All in all it wasn't a bad week online, and as always, I'm always looking forward to next weeks sales. Well until tomorrow, take care and I hpoe you all have a great day.
Todays Word of Wisdom: "Words that soak into your ears are whispered, not yelled."
Tuesday, December 2, 2008
Not much going on tonight, just getting ready to ship a couple of items out, but I wanted to at least stop in and say howdy. I've been working on the format for this blog, and I think you not only like it a bit, but hop0efully find it useful and informative as well. Just stay tuned and check back often, as I hope to have things organized and looking good by next week. Well, that's it for tonight, so take care and don't forget to leave your comments, as they're always appreciated.

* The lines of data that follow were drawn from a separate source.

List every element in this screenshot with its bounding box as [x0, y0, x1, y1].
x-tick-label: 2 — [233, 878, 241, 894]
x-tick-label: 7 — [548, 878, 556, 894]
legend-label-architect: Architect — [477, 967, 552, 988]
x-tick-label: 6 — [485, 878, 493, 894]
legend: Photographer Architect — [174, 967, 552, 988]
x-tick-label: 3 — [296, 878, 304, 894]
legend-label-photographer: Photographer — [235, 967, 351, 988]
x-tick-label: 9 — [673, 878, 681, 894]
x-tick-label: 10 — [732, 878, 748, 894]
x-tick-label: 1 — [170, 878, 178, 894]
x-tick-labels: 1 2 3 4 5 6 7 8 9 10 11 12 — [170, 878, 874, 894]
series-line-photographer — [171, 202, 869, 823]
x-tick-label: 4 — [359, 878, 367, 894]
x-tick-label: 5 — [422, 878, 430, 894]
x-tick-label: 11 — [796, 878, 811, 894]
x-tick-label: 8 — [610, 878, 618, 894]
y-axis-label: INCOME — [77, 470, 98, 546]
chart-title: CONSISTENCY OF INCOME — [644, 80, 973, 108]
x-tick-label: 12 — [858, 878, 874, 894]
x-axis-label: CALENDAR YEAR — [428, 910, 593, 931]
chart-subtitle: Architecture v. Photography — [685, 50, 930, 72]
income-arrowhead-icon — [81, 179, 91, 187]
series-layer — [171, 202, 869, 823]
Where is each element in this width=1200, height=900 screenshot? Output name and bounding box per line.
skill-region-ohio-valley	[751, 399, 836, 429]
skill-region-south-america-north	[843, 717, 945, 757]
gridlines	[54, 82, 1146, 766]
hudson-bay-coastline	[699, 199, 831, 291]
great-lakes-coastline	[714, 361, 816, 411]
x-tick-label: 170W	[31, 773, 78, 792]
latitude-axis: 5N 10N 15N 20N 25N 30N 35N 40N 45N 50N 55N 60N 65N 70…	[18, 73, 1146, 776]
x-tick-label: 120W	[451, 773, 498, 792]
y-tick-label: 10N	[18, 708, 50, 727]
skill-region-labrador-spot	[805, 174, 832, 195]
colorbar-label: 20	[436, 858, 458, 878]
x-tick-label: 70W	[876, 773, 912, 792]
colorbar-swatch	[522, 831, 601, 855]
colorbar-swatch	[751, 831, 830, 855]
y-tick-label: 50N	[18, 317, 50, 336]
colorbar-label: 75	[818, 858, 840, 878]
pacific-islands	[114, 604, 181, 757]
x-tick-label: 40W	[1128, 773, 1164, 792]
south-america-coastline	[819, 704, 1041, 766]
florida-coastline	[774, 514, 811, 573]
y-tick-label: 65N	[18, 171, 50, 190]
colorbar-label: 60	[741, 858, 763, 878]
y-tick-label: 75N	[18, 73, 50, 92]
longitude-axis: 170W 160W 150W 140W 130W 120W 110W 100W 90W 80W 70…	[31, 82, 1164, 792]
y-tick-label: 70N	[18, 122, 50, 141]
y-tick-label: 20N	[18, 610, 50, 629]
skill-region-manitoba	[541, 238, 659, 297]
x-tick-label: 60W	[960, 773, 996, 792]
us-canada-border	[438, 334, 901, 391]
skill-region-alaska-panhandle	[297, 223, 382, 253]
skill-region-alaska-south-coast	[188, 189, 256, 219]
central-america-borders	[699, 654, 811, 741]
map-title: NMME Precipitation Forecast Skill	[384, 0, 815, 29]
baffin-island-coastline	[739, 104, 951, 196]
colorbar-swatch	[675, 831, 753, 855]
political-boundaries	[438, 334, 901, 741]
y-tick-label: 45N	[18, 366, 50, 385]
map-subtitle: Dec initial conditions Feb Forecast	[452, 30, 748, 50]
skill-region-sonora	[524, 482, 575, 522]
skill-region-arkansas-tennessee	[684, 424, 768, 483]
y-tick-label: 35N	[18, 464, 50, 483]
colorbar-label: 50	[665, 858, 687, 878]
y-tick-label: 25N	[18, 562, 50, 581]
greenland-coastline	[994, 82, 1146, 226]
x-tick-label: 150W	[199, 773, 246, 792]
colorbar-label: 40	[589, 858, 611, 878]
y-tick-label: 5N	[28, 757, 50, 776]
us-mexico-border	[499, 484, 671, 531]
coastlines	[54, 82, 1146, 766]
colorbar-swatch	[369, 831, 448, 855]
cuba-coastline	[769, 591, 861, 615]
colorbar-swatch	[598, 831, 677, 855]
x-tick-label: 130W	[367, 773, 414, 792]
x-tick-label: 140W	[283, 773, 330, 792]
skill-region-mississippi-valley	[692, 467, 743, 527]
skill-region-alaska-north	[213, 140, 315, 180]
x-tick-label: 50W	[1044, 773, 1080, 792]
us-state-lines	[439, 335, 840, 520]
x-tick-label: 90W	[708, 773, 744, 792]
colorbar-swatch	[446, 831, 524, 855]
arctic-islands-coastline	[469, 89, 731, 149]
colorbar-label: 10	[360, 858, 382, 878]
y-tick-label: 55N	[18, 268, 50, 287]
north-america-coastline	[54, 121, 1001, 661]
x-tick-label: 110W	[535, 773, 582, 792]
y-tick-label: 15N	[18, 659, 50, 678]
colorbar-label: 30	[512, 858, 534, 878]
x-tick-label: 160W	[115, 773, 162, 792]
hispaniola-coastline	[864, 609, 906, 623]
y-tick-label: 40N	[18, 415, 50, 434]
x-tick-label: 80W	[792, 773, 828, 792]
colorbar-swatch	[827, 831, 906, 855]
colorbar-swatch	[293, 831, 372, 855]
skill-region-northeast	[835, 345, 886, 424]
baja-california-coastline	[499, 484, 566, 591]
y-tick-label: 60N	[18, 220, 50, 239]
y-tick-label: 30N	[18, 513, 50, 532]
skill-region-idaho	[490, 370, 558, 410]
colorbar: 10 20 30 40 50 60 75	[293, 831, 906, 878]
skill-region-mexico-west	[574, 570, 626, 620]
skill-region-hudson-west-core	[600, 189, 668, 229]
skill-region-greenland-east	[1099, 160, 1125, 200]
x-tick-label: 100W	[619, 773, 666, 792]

Today's Word of Wisdom: "If you get to thinkin' you're a person of some influence, try orderin' somebody else's dog around."
Monday, December 1, 2008
Well, it's a new week and a new month, and Christmas is almost upon us. We still haven't got our decorations up, but hope to this next weekend. I have been busy putting together swome new items for both eBay and my Bonanzle Booth, including some old Lionel Train Sets with a bunch of accessories, an old box of marbles I came across, some vintage China dishes, and a whole bunch of other stuff. Just a brief note today, as I try to get something blogged each day except Sunday when I try to give my opinions a rest. So, take care all, and I hope to see you here from time to time. I'll be working on some more informative articles throughout the week as I try to develope a more regular format for these daily blogs. Until next time,
Today's Word of Wisdom: "Always remember, you can't unsay a cruel thing."